I don't believe that sex is a selfish act. I believe that sex is the deepest, most beautiful expression of love between two people.

I think we both agree that it can go either way, no? We disagree on where it has the potential to be that expression of love. I'm drawing the boundaries a bit tighter.

Anshel's Wife -
Thanks for coming by. Personally, I'm amazed at the freedom, creativity, and energy that exists in the bounded world of halacha. I never would have suspected it from the outside.

Rav Yehoshua -
Thank you the words. Food for thought.
I'm wondering if the containing and the elevating are part of the same dynamic. The boundaries allow for the elevation, create the space for that flowering...

Stacey said...

Hi 'laizer,

I saw a lot of people who were emotionally battered by cheap sex

I understand what you are saying, but I am not talking about "cheap" sex. I am talking about lovemaking between two committed people.

Is the freedom worth the people who are destroyed by it?

Aha, I think this is the crux of the whole situation. Freedom. And fear.

I believe (through my own observations) that many BTs become such because they need the structure and strict rules mandatory in Orthodoxy.

I am not sure of the circles you socialized in, but speaking for myself (and my friends and family), none of us who had premarital sex were corrupted or went to the "dark side." (gay and straight). All of us went on to lead productive lives and are in committed, loving relationships with families.

I sincerely believe that people are basically good. And responsible. And just because some people are reckless doesn't mean the rest should pay the price for it -- and have their personal freedoms limited.

Photochick said...

I keep debating, should I get involved or not. Sex is a very complicated act whether it is between two committed people or just a one-night stand. The very act can be either destructive or creative. I don't think anyone here is saying that it is 100% corruptive when it is between two unmarried consenting adults, however, there is a certain amount of baggage that is created by it. Forget the actual act for a moment and think about the other aspects of the act. I have seen people battered by sex that is not considered cheep. There is a reason the Torah tells us it is permitted within the realm of marriage and not outside of it. Hashem is far more intelligent than any of us; it would be permitted if it were meant to be permitted.

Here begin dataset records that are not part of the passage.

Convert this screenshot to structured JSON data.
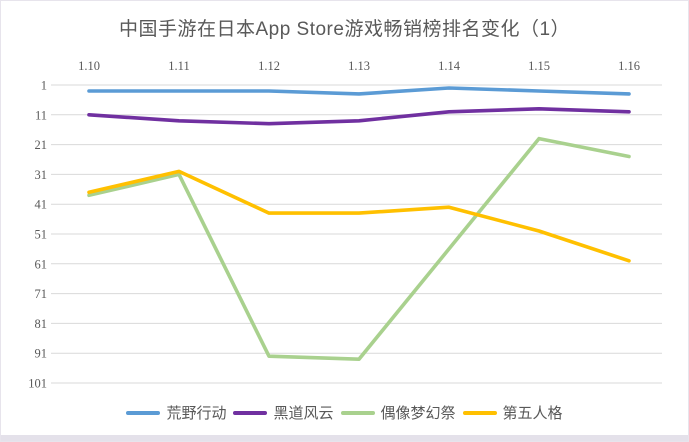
{
  "chart_data": {
    "type": "line",
    "title": "中国手游在日本App Store游戏畅销榜排名变化（1）",
    "categories": [
      "1.10",
      "1.11",
      "1.12",
      "1.13",
      "1.14",
      "1.15",
      "1.16"
    ],
    "x_axis_position": "top",
    "y_axis": {
      "ticks": [
        1,
        11,
        21,
        31,
        41,
        51,
        61,
        71,
        81,
        91,
        101
      ],
      "inverted": true,
      "meaning": "App Store top-grossing rank"
    },
    "series": [
      {
        "name": "荒野行动",
        "color": "#5B9BD5",
        "values": [
          3,
          3,
          3,
          4,
          2,
          3,
          4
        ]
      },
      {
        "name": "黑道风云",
        "color": "#7030A0",
        "values": [
          11,
          13,
          14,
          13,
          10,
          9,
          10
        ]
      },
      {
        "name": "偶像梦幻祭",
        "color": "#A9D18E",
        "values": [
          38,
          31,
          92,
          93,
          56,
          19,
          25
        ]
      },
      {
        "name": "第五人格",
        "color": "#FFC000",
        "values": [
          37,
          30,
          44,
          44,
          42,
          50,
          60
        ]
      }
    ],
    "legend_position": "bottom",
    "grid": true,
    "style": {
      "text_color": "#595959",
      "gridline_color": "#d9d9d9",
      "frame_border_color": "#e7e4ec",
      "bottom_strip_color": "#e4e1ea",
      "background": "#ffffff"
    }
  }
}
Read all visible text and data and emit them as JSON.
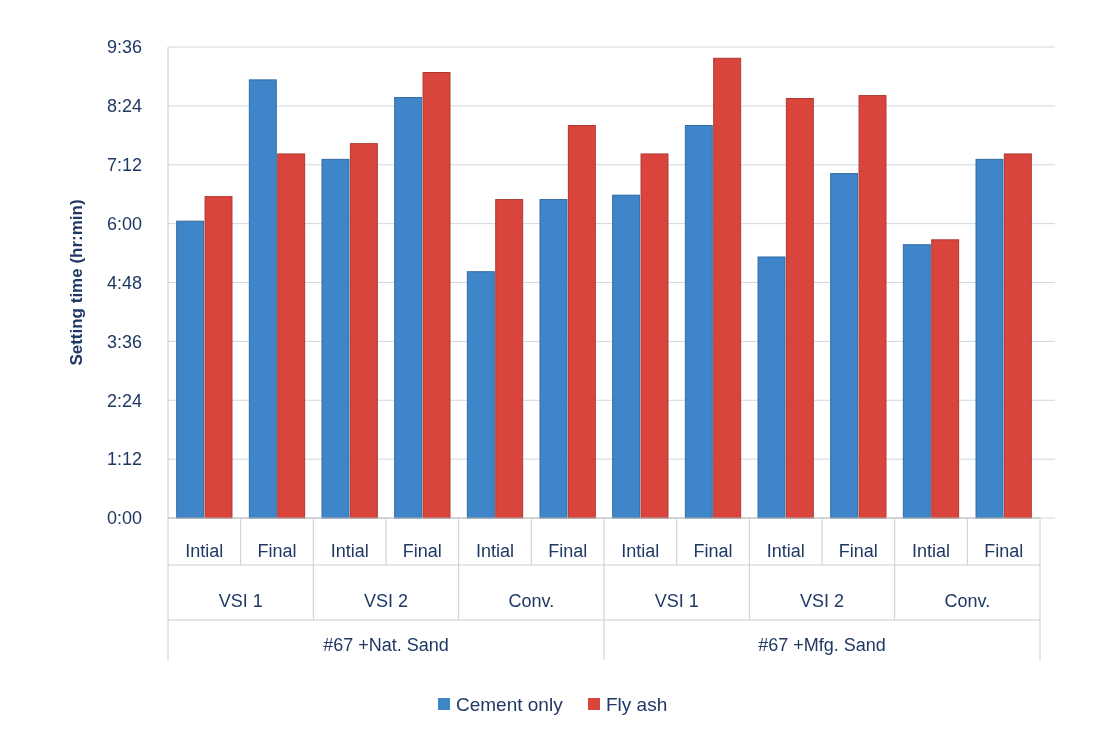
{
  "chart_data": {
    "type": "bar",
    "ylabel": "Setting time (hr:min)",
    "categories": [
      "Intial",
      "Final",
      "Intial",
      "Final",
      "Intial",
      "Final",
      "Intial",
      "Final",
      "Intial",
      "Final",
      "Intial",
      "Final"
    ],
    "annotations": [
      "VSI 1",
      "VSI 2",
      "Conv.",
      "VSI 1",
      "VSI 2",
      "Conv.",
      "#67 +Nat. Sand",
      "#67 +Mfg. Sand"
    ],
    "series": [
      {
        "name": "Cement only",
        "color": "#3f85c9",
        "values": [
          6.05,
          8.93,
          7.31,
          8.57,
          5.02,
          6.49,
          6.58,
          8.0,
          5.32,
          7.02,
          5.57,
          7.31
        ]
      },
      {
        "name": "Fly ash",
        "color": "#d9453c",
        "values": [
          6.55,
          7.42,
          7.63,
          9.08,
          6.49,
          8.0,
          7.42,
          9.37,
          8.55,
          8.61,
          5.67,
          7.42
        ]
      }
    ],
    "ylim": [
      0,
      9.6
    ],
    "yticks": [
      {
        "value": 0,
        "label": "0:00"
      },
      {
        "value": 1.2,
        "label": "1:12"
      },
      {
        "value": 2.4,
        "label": "2:24"
      },
      {
        "value": 3.6,
        "label": "3:36"
      },
      {
        "value": 4.8,
        "label": "4:48"
      },
      {
        "value": 6,
        "label": "6:00"
      },
      {
        "value": 7.2,
        "label": "7:12"
      },
      {
        "value": 8.4,
        "label": "8:24"
      },
      {
        "value": 9.6,
        "label": "9:36"
      }
    ],
    "grid": "y",
    "legend": "bottom"
  }
}
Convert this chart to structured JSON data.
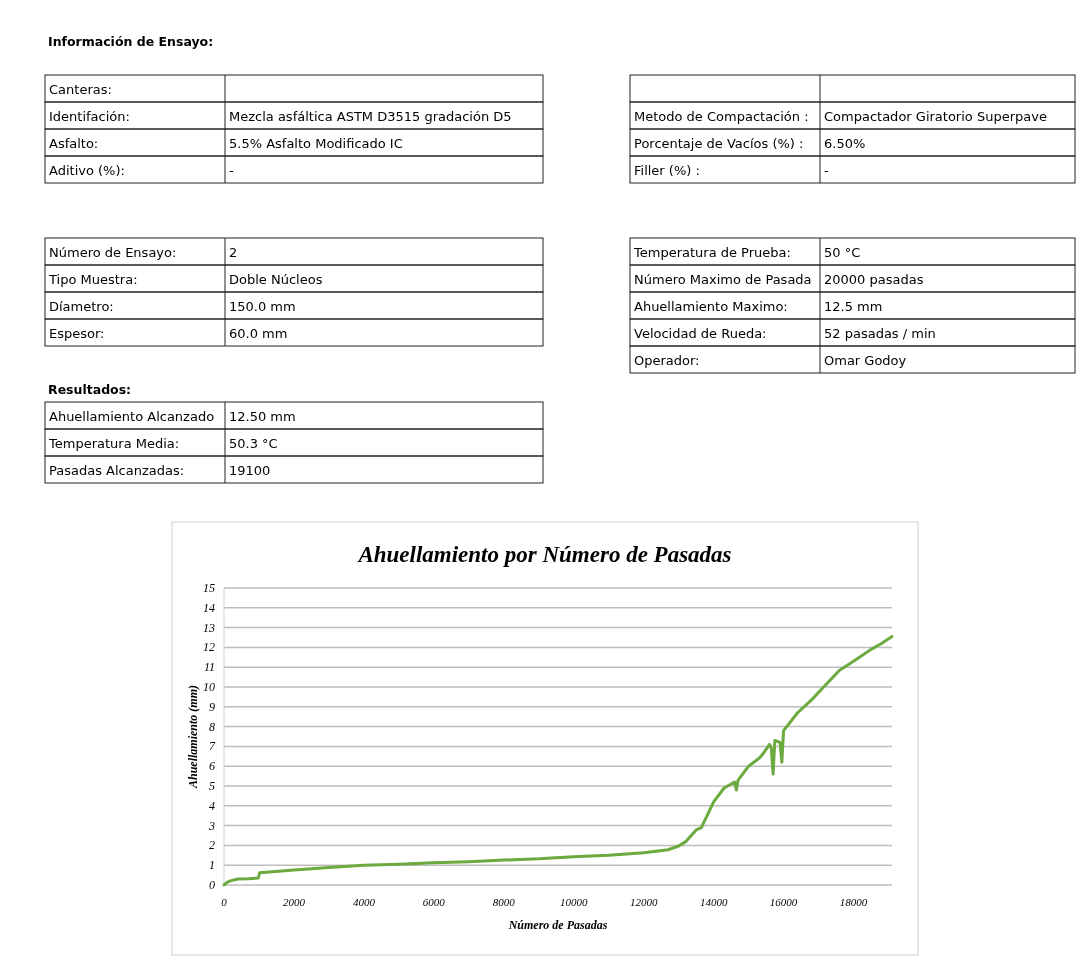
{
  "chart_data": [
    {
      "type": "other",
      "title": "Información de Ensayo:",
      "annotations": [
        "Canteras:",
        null,
        "Identifación:",
        "Mezcla asfáltica ASTM D3515 gradación D5",
        "Asfalto:",
        "5.5% Asfalto Modificado IC",
        "Aditivo (%):",
        "-"
      ]
    },
    {
      "type": "other",
      "annotations": [
        null,
        null,
        "Metodo de Compactación :",
        "Compactador Giratorio Superpave",
        "Porcentaje de Vacíos (%) :",
        "6.50%",
        "Filler (%) :",
        "-"
      ]
    },
    {
      "type": "other",
      "annotations": [
        "Número de Ensayo:",
        "2",
        "Tipo Muestra:",
        "Doble Núcleos",
        "Díametro:",
        "150.0 mm",
        "Espesor:",
        "60.0 mm"
      ]
    },
    {
      "type": "other",
      "annotations": [
        "Temperatura de Prueba:",
        "50 °C",
        "Número Maximo de Pasada",
        "20000 pasadas",
        "Ahuellamiento Maximo:",
        "12.5 mm",
        "Velocidad de Rueda:",
        "52 pasadas / min",
        "Operador:",
        "Omar Godoy"
      ]
    },
    {
      "type": "other",
      "title": "Resultados:",
      "annotations": [
        "Ahuellamiento Alcanzado",
        "12.50 mm",
        "Temperatura Media:",
        "50.3 °C",
        "Pasadas Alcanzadas:",
        "19100"
      ]
    },
    {
      "type": "line",
      "title": "Ahuellamiento por Número de Pasadas",
      "xlabel": "Número de Pasadas",
      "ylabel": "Ahuellamiento (mm)",
      "xlim": [
        0,
        19100
      ],
      "xticks": [
        0,
        2000,
        4000,
        6000,
        8000,
        10000,
        12000,
        14000,
        16000,
        18000
      ],
      "ylim": [
        0,
        15
      ],
      "yticks": [
        0,
        1,
        2,
        3,
        4,
        5,
        6,
        7,
        8,
        9,
        10,
        11,
        12,
        13,
        14,
        15
      ],
      "grid": "y",
      "series": [
        {
          "color": "#6aaa3e",
          "x": [
            0,
            100,
            200,
            400,
            700,
            980,
            1020,
            1300,
            2000,
            3000,
            4000,
            5000,
            6000,
            7000,
            8000,
            9000,
            10000,
            11000,
            12000,
            12700,
            13000,
            13200,
            13500,
            13650,
            13700,
            13800,
            14000,
            14300,
            14600,
            14650,
            14700,
            15000,
            15300,
            15400,
            15600,
            15650,
            15700,
            15750,
            15900,
            15950,
            16000,
            16400,
            16800,
            17200,
            17600,
            18000,
            18500,
            18800,
            19100
          ],
          "values": [
            0,
            0.15,
            0.22,
            0.3,
            0.32,
            0.35,
            0.62,
            0.66,
            0.76,
            0.88,
            1.0,
            1.05,
            1.12,
            1.18,
            1.26,
            1.32,
            1.43,
            1.5,
            1.63,
            1.78,
            1.97,
            2.19,
            2.78,
            2.9,
            3.1,
            3.45,
            4.2,
            4.9,
            5.2,
            4.8,
            5.3,
            6.0,
            6.4,
            6.6,
            7.1,
            6.9,
            5.6,
            7.3,
            7.2,
            6.2,
            7.8,
            8.7,
            9.35,
            10.1,
            10.85,
            11.3,
            11.9,
            12.2,
            12.55
          ]
        }
      ]
    }
  ]
}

I am not sure if any of this has come out the way I wanted it to, but I gave it a shot.

Anonymous said...

for those of you who don't see the harm in a gay/lesbian person staying in the closet. i know someone for whom the strain of being in the closet put them in the hospital on suicide watch. multiple times.
since coming out several years ago, they've been significantly better.
Which would you prefer: that a friend of yours be alive and openly gay(and maybe, or maybe not engaging in gay sex), or dead?

Eitan Levy said...

Ya'asher koach Lazer. Found your blog via Stu. Great post. I especially appreciate your final comment on how we believe a sexless life to be 'worse than death' is a result of our social conditioning. We have been brought up (=brainwashed) in a physically oriented society. In an attempt to re-connect ourselves to the source of all life through the Torah we have to try to shed some of the entymemes of the dominant, gashmiyut culture. In other words, well said.